However these composers and schools of thought failed individually, they failed collectively in the same way: the music was all dead on arrival. For every piece of music, once written down, was merely a description of itself, its true purpose a set of instructions. And to perform that set of instructions was merely to describe the description. It was to confuse the act of cooking with the act of reading a recipe out loud. True music was not created by instruments squawking out noises specified on a page. It was not to be written down. It was not to be thought about, codified into some school of thought—somewhere along the line, music found itself divorced from one of its more powerful, primal purposes.

Catharsis.

“It’s an antiquated notion,” Arthur said. “The lost art of ancient bards with their lyres. It’s been replaced by a more general suggestion that music should quote-unquote ‘move people,’ that it should activate the emotions in some way, but on the whole, people who make music—composers, performers—disown themselves from this responsibility: it’s up to the audience to feel what it will and is generally out of the hands of the person onstage. And many contemporary composers have taken it a step further—they reject the notion that music should do anything at all, that, in fact, to actively try to provoke a feeling in a listener is a futile effort at best and, at worst, a manipulative act better left to the hacks who score movies and, as such, something any serious-minded composer ought to avoid.

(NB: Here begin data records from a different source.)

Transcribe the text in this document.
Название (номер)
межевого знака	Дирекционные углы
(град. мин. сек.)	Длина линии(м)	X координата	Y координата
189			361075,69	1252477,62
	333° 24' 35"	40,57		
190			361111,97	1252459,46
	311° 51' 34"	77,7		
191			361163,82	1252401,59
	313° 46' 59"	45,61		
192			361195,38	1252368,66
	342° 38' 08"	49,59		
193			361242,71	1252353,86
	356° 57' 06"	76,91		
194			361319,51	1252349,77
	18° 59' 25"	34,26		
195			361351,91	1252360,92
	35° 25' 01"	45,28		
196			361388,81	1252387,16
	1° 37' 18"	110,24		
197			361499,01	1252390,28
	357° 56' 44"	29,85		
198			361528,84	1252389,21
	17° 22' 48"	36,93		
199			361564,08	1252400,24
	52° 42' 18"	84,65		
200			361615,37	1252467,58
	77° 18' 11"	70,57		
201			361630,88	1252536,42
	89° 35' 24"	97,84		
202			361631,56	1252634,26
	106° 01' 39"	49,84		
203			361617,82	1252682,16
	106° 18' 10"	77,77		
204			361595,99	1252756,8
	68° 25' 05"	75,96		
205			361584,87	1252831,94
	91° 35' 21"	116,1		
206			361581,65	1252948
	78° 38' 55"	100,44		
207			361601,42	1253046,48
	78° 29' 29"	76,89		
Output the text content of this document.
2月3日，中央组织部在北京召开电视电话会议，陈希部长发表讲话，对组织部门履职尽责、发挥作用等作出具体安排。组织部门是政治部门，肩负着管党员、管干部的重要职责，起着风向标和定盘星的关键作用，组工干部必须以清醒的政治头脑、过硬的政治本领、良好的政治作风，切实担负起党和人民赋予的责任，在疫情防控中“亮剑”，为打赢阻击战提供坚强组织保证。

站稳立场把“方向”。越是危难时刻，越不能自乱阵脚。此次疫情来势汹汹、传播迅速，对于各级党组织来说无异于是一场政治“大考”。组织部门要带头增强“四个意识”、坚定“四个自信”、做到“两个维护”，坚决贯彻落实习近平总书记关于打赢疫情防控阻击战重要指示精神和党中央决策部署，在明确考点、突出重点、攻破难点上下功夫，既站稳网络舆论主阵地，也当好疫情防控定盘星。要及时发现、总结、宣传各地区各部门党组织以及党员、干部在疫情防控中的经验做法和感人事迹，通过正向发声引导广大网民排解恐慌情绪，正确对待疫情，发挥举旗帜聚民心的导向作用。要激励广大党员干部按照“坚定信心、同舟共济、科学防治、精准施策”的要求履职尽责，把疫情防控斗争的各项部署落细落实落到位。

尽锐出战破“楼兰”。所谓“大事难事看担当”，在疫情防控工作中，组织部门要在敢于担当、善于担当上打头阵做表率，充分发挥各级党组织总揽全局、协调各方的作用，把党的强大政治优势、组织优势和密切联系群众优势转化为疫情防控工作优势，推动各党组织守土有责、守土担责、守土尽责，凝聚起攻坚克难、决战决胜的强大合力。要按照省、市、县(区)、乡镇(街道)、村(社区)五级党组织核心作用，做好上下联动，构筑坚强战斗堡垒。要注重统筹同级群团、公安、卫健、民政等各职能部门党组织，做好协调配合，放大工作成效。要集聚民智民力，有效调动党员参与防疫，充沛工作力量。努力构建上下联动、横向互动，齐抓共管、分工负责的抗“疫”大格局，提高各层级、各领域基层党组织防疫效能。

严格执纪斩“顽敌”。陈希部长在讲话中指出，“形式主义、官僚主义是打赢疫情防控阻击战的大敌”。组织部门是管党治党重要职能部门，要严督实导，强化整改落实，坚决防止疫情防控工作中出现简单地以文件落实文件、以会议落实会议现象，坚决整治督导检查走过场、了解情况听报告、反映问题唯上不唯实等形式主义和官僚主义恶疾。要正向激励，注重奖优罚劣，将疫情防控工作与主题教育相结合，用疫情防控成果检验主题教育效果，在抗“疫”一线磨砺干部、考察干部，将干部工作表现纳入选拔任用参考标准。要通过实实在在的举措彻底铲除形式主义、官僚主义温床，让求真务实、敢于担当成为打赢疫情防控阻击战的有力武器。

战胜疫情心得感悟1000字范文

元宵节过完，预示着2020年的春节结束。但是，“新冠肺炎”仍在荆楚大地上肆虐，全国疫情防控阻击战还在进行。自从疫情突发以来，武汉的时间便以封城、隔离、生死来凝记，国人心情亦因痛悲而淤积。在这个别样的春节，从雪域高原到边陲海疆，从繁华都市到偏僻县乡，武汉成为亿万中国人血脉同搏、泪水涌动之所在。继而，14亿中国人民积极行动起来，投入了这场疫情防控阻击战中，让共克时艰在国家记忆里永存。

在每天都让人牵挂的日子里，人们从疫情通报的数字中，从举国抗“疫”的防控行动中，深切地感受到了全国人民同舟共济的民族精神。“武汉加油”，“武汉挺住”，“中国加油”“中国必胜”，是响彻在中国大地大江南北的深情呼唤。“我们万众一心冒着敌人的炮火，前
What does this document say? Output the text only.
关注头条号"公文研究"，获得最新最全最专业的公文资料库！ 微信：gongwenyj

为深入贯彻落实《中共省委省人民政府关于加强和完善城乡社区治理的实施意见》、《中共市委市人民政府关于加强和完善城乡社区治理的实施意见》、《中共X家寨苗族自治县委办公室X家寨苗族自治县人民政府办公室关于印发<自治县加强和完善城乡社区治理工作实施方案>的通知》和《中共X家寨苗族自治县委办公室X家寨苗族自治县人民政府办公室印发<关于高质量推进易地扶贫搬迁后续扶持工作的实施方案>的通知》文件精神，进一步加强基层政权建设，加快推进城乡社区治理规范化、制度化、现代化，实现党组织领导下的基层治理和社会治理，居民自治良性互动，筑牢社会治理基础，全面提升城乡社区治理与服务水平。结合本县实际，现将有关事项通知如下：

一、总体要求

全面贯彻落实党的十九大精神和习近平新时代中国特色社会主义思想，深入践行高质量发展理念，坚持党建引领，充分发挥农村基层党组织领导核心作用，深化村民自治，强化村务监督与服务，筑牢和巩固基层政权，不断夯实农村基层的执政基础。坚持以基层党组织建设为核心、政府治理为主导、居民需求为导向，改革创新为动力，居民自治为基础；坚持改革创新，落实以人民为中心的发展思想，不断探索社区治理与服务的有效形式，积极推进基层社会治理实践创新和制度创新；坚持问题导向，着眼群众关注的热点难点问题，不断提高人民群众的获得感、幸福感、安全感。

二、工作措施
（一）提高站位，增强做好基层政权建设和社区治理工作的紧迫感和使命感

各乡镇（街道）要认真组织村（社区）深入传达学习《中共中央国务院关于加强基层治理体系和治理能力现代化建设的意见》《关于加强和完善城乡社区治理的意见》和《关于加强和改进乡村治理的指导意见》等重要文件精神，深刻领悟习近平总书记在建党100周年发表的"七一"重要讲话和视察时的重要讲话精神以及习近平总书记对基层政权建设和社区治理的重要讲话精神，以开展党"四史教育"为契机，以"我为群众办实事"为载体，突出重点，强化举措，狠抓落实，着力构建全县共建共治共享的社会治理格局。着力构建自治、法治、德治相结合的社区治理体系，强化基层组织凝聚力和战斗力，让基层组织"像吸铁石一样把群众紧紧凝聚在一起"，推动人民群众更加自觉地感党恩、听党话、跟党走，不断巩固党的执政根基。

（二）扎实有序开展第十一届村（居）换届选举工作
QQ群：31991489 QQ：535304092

So freed from any and all obligations to a listener, the contemporary composer is free to annoy—or more likely bore—that listener to death.”

Catharsis: to cleanse, to purge. According to my dogeared college dictionary, “an emotional purification through art, intended to renew the spirit.” Or “to rid oneself of a fixation by allowing it direct expression.” An appealing idea for Arthur, one that came to him not through his time at music school but at home, in the process of teaching himself French.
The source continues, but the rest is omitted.